What are the complications of surgical treatment?
- The surgical scar may be tender for a few weeks but will nearly always settle. There is a small possibility that the scar may remain unattractive. An area of numbness can occur around the scar but this does not cause any problems.
- A degree of aching may persist in the elbow, after elbow debridement. This will depend on the extent of arthritis that was present at the time of surgery.
- Infection of the wound is possible but can usually be successfully treated with antibiotics. Very rarely infection may spread into the joint replacement.
- Injury to the nerve (ulnar nerve) can occur. This may lead to altered sensations such as tingling in the little finger and ring finger. If this nerve is damaged it may lead to significant pain, sensory or motor loss. It is important that the nerve is cared for at the time of surgery.
- In the long term, the elbow joint replacement may fail and will need to be revised. However, it is expected that nearly 90% of elbow replacements will still be successful after 10 years, in low demand patients.
- Severe complex regional pain syndrome (CRPS) is a rare but serious complication after surgery. Unfortunately it is not possible to predict this problem but it needs to be monitored and treated (usually just with physiotherapy) if it develops.
- Any surgical intervention has the risk of developing complications / setbacks which are unpredicted. These complications may have the potential to leave the patient worse than before surgery.
Is there anything I can do to improve the outcome?
- Keep the wounds dry and clean until they have healed.
- After the operation, the therapist will see you to start exercising of the elbow. It is important to do the prescribed exercises regularly both during the physiotherapy sessions and at home. It will help to keep the pain levels down with analgesics, so as to keep your elbow moving.
- It is advised not to wear rings on the operated side for 4-6 weeks after surgery.
When can I do various activities?
Return to work depends on many factors including the nature of the job and hand dominance.

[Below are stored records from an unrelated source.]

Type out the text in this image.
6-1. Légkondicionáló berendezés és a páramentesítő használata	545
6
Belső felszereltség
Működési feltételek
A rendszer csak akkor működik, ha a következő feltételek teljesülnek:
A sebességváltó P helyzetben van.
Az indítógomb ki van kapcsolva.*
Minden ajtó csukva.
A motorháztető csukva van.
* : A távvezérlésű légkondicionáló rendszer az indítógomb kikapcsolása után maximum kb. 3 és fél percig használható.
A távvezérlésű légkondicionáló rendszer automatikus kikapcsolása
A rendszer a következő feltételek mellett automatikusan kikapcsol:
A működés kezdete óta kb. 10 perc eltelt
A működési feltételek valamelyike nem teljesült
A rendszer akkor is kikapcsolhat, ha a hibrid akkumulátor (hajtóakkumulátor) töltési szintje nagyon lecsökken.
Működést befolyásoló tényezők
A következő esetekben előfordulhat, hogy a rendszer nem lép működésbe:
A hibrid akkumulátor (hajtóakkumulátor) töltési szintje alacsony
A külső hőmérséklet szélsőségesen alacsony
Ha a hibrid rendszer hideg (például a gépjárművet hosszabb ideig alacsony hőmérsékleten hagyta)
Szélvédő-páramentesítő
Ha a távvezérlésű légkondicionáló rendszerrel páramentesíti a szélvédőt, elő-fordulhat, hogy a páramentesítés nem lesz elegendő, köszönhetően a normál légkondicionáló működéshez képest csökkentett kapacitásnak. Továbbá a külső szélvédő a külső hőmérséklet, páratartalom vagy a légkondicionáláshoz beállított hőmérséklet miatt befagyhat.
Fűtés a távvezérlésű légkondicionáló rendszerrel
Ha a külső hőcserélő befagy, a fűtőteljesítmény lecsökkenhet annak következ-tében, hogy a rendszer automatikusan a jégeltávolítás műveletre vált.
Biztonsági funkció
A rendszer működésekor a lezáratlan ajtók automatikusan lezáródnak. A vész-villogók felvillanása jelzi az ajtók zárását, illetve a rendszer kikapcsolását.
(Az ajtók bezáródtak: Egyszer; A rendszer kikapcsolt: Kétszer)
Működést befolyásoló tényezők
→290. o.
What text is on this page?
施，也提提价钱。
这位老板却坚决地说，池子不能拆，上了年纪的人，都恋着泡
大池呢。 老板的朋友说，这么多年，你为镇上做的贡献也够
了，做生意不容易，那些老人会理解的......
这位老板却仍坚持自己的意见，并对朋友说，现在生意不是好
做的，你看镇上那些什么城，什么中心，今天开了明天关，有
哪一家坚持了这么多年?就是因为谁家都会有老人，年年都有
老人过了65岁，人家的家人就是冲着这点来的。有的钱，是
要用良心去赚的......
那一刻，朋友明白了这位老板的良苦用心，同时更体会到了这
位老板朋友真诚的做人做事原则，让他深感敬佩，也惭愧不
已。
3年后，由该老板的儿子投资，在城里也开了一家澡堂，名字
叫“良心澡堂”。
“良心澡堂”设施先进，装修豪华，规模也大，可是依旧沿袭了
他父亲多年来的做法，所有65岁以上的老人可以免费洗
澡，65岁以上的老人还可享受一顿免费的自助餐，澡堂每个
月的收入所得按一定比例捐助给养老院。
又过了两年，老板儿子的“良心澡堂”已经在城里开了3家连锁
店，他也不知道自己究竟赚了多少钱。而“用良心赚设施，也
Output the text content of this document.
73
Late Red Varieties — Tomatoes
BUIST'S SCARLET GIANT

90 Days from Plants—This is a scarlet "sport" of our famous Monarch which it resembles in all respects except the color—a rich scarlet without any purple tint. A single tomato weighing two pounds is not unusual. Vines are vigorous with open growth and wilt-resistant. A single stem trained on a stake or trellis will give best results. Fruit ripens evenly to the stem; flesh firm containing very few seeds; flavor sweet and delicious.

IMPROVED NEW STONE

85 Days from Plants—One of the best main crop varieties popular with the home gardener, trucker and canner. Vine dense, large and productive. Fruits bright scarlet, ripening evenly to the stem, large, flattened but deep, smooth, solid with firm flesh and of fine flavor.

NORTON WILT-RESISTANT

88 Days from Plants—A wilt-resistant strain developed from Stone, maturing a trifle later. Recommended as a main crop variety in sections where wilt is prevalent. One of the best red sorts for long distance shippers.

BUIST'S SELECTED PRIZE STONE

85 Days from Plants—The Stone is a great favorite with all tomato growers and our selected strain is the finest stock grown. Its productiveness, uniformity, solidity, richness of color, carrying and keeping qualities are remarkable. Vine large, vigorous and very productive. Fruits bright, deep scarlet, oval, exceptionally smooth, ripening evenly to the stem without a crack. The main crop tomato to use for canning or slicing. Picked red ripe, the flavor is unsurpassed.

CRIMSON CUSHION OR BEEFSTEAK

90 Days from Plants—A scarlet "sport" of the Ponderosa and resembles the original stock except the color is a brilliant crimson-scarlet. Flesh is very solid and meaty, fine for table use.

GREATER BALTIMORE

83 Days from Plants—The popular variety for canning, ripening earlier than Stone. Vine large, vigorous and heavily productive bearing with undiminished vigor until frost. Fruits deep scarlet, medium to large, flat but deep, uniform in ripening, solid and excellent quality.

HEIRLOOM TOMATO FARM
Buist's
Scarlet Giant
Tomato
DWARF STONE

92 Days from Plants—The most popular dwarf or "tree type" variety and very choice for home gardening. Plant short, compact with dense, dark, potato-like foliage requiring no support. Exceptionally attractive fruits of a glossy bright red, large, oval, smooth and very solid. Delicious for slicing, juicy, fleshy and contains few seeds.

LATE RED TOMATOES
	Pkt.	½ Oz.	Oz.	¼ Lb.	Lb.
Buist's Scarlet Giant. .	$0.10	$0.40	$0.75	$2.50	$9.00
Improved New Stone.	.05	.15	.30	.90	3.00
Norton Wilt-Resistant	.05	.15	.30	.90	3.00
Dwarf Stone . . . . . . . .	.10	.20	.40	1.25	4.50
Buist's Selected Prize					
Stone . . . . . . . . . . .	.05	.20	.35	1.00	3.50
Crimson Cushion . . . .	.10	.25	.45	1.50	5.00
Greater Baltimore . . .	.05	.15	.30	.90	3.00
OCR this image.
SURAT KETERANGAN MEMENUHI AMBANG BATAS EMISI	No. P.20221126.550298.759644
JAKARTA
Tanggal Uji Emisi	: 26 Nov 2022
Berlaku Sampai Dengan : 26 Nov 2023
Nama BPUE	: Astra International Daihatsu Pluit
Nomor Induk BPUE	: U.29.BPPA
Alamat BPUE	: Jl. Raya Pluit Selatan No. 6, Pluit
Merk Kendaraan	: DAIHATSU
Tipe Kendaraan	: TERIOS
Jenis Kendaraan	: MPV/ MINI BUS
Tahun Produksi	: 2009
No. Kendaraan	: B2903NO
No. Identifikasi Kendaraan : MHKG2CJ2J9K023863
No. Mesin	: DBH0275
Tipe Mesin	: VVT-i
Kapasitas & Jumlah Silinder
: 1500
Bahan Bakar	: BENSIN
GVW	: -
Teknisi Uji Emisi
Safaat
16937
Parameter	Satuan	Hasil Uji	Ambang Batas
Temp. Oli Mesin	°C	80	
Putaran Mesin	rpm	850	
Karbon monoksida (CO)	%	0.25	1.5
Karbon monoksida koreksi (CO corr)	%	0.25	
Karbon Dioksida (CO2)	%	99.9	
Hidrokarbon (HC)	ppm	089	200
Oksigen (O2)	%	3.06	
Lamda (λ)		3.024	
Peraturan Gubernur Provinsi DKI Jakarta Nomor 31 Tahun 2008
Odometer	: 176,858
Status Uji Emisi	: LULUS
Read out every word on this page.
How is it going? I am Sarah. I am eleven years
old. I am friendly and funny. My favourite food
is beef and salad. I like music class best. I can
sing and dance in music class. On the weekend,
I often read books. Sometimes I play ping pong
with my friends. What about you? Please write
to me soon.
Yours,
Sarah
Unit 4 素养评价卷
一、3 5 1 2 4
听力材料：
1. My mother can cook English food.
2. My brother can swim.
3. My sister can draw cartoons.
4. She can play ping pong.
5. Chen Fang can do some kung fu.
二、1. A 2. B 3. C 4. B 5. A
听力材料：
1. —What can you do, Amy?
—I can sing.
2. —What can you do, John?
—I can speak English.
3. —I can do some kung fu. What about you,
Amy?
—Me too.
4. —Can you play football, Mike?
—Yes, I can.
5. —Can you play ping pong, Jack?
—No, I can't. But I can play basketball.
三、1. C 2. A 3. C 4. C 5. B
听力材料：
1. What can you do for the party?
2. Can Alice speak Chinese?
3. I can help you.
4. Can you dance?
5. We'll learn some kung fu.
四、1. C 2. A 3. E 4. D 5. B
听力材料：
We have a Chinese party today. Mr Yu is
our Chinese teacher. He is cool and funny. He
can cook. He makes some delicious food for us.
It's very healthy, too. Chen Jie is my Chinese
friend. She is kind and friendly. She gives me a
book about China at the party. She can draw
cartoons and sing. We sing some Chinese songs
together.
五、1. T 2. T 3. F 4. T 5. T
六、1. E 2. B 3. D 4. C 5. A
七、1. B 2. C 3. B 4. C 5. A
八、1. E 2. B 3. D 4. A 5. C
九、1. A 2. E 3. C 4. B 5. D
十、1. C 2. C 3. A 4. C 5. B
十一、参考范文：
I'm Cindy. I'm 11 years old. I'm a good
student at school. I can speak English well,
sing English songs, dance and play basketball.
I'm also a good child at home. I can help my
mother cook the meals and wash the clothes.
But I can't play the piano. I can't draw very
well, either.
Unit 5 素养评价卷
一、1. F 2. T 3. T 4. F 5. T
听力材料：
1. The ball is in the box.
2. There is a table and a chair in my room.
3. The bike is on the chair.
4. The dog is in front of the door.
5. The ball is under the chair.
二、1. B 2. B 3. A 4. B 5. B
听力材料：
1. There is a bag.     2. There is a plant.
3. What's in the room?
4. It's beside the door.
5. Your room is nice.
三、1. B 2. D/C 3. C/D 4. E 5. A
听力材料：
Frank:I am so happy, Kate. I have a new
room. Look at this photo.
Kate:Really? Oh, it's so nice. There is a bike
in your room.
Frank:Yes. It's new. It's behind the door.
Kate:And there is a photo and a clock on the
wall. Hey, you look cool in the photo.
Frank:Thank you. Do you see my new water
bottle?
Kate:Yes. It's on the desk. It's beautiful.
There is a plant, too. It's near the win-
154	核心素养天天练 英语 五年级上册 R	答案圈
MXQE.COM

- Following arthroscopic surgery, patients should be able to return to a desk job within 7 days.
- Following elbow debridement or replacement, patients should be able to return to a desk job within 4-6 weeks of the operation and perform reasonable tasks with the limb by that time.
- Manual work after surgery should be avoided for 8-12 weeks.
- Manual work is not recommended after an elbow replacement.
- Driving should be possible within 1-2 weeks of keyhole surgery, and 4 – 6 weeks following other surgery. Before driving, do check that you can manage all controls and start with short journeys.